Watson tightly managed the lucrative German operation, traveling to Berlin at least twice annually from 1933 until 1939 to personally supervise Dehomag. Major German correspondence was translated for review by the New York office and often for Watson's personal comment. Before big new accounts were accepted, Watson had to assent. For deniability, he insisted on making direct verbal instructions to his German managers the rule rather than exception—even in place of major contracts. Once, when German managers wanted to paint a corridor, they awaited his specific permission. Watson's auditors continuously tracked the source and status of every reichsmark and pfennig—in one typical case, exchanging numerous transatlantic letters over the disposition of just a few dollars.
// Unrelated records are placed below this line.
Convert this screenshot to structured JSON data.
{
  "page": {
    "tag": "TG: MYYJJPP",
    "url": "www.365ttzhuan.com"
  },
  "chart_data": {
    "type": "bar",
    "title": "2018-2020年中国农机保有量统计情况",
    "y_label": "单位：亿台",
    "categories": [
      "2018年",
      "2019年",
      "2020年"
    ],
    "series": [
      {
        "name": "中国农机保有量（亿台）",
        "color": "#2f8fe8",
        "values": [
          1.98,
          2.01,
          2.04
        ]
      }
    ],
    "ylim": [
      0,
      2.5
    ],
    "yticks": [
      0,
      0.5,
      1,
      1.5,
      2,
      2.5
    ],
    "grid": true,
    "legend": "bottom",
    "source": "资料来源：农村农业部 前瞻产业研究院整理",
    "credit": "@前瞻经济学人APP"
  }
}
Not infrequently, Dehomag managers objected to his "domination." Understandably, IBM's lawyers and managers in Berlin personally updated Watson constantly, and generally signed their reports, "Awaiting your further instructions."

No machines were sold to the Nazis—only leased. IBM was the sole source of all punch cards and spare parts, and it serviced the machines on-site—whether at Dachau or in the heart of Berlin—either directly or through its authorized dealer network or field trainees. There were no universal punch cards. Each series was custom-designed by IBM engineers not only to capture the information going in, but also to tabulate the information the Nazis wanted to come out.

IBM constantly updated its machinery and applications for the Nazis. For example, one series of punch cards was designed to record religion, national origin, and mother tongue, but by creating special columns and rows for Jew, Polish language, Polish nationality, the fur trade as an occupation, and then Berlin, Nazis could quickly cross-tabulate, at the rate of 25,000 cards per hour, exactly how many Berlin furriers were Jews of Polish extraction. Railroad cars, which could take two weeks to locate and route, could be swiftly dispatched in just 48 hours by means of a vast network of punch-card machines. Indeed, IBM services coursed through the entire German infrastructure in Europe.

The IBM Response
Asked about IBM's Polish subsidiary's involvement with the Nazis, IBM spokeswoman Carol Makovich in New York repeated the same official statement she issued more than a year ago: "IBM does not have much information about this period." Asked a dozen times, Makovich simply repeated the phrase.

The war broke out on September 1, 1939, when Germany invaded Poland. Germany annexed northwestern Poland; the remaining Polish territory in Nazi hands was treated as "occupied" and called the "General Government." That annexed northwestern quadrant was serviced by IBM's German subsidiary, Dehomag, mainly to handle the payrolls of Silesian coal mines and heavy industry. At about that time, IBM New York established a special subsidiary, Watson Business Machines, to deal with the General Government. It remained completely legal for IBM to service the Third Reich until just before America entered the war in December 1941.